Mehmet Fahri Sertkaya

“Aşının sonuçlarını kesinlikle bilmiyoruz. Çünkü ilk kez insanlar üstünde deneniyor”

Paris’te bir hastanenin bulaşıcı hastalıklar bölüm başkanlığını yapan Fransız Prof. Christian Perronne:

“Aşıların geliştirilmesi ve değerlendirilmesi aceleye getirildi ve şu ana dek bu aşıların etkinliği ya da tehlikeleri hakkında hiçbir bilgi ve belge yayımlanmadı. Sadece bu endüstriyel ilaç firmalarının yaptıkları basın açıklamalarına sahibiz.

İşin en kötü yanı da, bize sunulan bu ‘ilk aşılar’ aslında aşı değil, gen tedavisine yönelik ürünlerdir. Vücudumuza enjekte edecekleri ribonükleik asitler, kendi hücrelerimizin virüsün parçalarını üretmesine neden olacak. Bu tür bir aşının sonuçlarını kesinlikle bilmiyoruz, çünkü ilk kez insan üzerinde deneniyor.”

Fransız doktor Perronne: “Bu aşılarda GDO’lu domates gibi olacağız”

Perronne: “Vücudumuza enjekte edilecek yabancı bir RNA, DNA’mızı kodlayabilir ve daha sonra kromozomlarımıza entegre olabilir. Bu nedenle, genlerimizi kalıcı bir biçimde dönüştürme konusunda gerçek bir risk var. Spermlerin ya da yumurtaların nükleik asitlerini değiştirerek bu genetik modifikasyonların çocuklarımıza, gelecek kuşaklara dahi aktarılma olasılığı var.

Gerçeğe aykırı olarak ‘aşı’ diye adlandırdıkları bu gen terapisini destekleyenler ve teşvik edenler, sadece Fransızları değil, diğer tüm dünya vatandaşlarını kobay olarak kullanmak niyetindeler. Mısır ya da domates gibi genetiği değiştirilmiş ürünlerden olmak istemiyoruz.

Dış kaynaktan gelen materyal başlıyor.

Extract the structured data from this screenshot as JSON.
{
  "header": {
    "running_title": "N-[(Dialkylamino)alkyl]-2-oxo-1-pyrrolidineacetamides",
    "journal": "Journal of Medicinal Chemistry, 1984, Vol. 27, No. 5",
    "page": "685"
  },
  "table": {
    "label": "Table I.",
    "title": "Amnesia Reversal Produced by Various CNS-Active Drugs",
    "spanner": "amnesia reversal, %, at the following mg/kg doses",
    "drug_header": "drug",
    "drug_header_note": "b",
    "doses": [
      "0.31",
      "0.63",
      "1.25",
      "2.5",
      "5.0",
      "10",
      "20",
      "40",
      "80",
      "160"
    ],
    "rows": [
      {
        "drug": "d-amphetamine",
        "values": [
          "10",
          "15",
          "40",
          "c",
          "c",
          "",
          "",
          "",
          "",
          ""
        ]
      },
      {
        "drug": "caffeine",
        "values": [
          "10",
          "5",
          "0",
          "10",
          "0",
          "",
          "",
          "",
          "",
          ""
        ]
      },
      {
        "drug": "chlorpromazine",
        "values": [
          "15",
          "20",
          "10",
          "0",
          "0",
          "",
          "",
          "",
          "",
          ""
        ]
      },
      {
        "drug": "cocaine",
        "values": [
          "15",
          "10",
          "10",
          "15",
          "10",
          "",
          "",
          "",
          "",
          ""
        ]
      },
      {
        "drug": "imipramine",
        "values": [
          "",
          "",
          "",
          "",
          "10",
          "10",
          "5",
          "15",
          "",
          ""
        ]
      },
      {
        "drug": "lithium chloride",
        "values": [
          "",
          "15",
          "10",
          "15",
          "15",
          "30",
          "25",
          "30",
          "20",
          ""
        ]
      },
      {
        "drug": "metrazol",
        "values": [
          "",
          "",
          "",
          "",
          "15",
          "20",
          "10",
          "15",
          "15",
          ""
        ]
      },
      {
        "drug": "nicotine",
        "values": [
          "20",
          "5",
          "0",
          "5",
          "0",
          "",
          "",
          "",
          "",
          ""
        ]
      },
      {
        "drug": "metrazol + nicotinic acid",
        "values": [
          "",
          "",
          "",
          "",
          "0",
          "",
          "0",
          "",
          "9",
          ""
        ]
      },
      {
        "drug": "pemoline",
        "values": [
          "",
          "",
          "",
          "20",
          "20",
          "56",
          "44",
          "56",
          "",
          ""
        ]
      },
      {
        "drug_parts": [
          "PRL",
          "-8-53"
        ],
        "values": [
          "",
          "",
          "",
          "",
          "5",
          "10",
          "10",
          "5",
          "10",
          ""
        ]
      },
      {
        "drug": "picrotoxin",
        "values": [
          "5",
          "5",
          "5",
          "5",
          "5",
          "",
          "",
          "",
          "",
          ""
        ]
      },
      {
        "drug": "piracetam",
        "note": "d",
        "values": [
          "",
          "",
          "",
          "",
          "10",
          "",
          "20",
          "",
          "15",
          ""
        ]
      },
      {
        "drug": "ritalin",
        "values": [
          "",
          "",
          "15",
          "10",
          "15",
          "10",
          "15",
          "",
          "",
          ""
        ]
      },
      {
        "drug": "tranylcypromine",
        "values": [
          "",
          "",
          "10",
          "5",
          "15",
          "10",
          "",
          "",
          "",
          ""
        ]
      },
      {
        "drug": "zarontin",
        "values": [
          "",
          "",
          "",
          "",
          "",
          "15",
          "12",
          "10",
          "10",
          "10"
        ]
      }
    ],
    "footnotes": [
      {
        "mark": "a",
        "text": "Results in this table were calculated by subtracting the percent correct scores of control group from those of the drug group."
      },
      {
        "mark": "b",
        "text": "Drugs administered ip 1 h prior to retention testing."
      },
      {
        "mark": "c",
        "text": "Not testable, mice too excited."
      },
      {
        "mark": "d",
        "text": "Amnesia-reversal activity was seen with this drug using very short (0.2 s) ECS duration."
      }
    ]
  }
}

Dehşete düşmüş durumdayım, çünkü her zaman aşılardan yana oldum ve aşı politikalarını oluşturan kurumlara yıllarca başkanlık ettim. Bugün bu son derece endişe verici plana dur demeliyiz. Louis Pasteur mezarında ters dönmüştür.”

“Bir terzi düşünün…”

İtalyan gazeteciler, “Mutasyona uğramış korona virüs için aşıları ne zaman test ettiler, ne zaman olumlu sonuç aldılar? Ortada açıklanan hiçbir resmi veri yokken böyle bir açıklamayı nasıl yapabiliyorlar?” sorusunu Dr. Stefano Montanari’ye yönelttiler.

Montanari şöyle dedi:

“Bir terzi düşünün diktiği elbisenin 1.90 boyundaki bir insana, 1.50 boyundaki bir insana, 120 kilo olan bir kişiye, 60 kilo olana kişiye de uygun olduğunu söylüyor. Durum bundan ibaret… Farklı ülkelerde farklı ilaç şirketleri tarafından üretilmiş bu aşıların hepsinin aynı olduğu düşünülemez. Bu aşılarda kullanılan mikro organizmalar ile ek maddelerin listesini istemek ve bağımsız laboratuvarlarda bu aşıların analizlerinin yapılabilmesi için numune talep etmek hakkımızdır. Aşı yaptıran kişiye imzalattırılan medeni ve cezai dokunulmazlık belgesi bu aşıları reddetmek için yeterli kanıttır aslında.”